Serbian Railways Expects $1.5 Billion in New Loans for Upgrades
Zeleznice Srbije, Serbia’s state-run rail company, is seeking several credit lines that would be used to improve infrastructure while the company is overhauled ahead of plans to open up the market.
The unprofitable company hopes to negotiate a 200 million- euro ($261.4 million) loan with the European Investment Bank, “approximately” 120 million euros with Ceska Exportni Banka and 35 million euros from another, unspecified lender for building and repairing its main routes, General Manager Milovan Markovic told reporters in Belgrade today. Another $800 million is expected from a Russian state loan which the governments may soon complete, he said.
“Some of that will certainly be realized in 2012 and some is mid-term depending on project preparation,” Markovic said.
The loans will be used for sections of the so-called Corridor 10 that are in worst shape where trains have to slow to under 30 kilometers per hour (18.6 miles per hour), while upgrading the routes to speeds of more than 160 kilometers per may cost 4.6 billion euros and take two decades to complete, said Deputy General Manager Predrag Jankovic.
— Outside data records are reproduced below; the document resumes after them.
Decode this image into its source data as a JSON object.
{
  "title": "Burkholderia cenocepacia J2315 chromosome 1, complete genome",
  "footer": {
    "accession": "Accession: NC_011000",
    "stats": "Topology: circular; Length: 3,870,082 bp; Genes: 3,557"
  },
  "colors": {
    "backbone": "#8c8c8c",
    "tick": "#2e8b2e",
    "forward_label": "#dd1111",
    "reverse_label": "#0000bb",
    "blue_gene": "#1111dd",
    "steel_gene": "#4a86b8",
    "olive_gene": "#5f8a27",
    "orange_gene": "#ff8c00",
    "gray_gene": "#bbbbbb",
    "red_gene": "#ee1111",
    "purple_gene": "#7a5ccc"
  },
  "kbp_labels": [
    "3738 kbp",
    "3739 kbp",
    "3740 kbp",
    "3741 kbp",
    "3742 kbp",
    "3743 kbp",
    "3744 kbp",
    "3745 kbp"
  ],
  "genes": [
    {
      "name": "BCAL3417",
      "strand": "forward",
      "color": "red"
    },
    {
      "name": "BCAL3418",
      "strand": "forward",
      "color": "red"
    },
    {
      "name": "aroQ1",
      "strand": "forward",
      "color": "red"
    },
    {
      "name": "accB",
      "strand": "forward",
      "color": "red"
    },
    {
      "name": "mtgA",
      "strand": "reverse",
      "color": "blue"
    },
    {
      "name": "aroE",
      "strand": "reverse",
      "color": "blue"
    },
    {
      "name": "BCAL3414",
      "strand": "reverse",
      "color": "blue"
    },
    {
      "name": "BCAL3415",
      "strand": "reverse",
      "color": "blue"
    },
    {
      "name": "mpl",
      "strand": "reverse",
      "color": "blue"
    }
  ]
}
The company’s net loss widened to 17 billion dinars (215 million) in 2010 from 6.6 billion dinars in the previous year. No forecast has been offered for 2011, while the government has proposed subsidizing it with 12.96 billion dinars in its draft 2012 budget.
“The loan from Russia will come in several stages” with the first portion of some $150 million probably in the first quarter next year, said Milan Maksimovic, in charge of infrastructure development at Zeleznice Srbije.
The loan from Russia is intended for rebuilding more than 400 kilometers of tracks, including a link from Serbia’s capital Belgrade to the Montenegrin port city of Bar, and for purchasing 12 Russian-made diesel engines for $100 million.
The state turned Zeleznice into a closed shareholding company in June, dividing it into four units that handle passenger traffic, cargo, infrastructure and asset-management. The change was part of efforts to deregulate and modernize the services.
Parliament this week rejected a new, government-proposed law on rail systems which was meant to open the market and attract investment in the services dominated by the state company.
“I’m sorry the parliament didn’t adopt the law, but it won’t stop the ongoing reform,” Markovic said. Zeleznice’s further transformation into a holding company should be completed by the end of 2012, he said.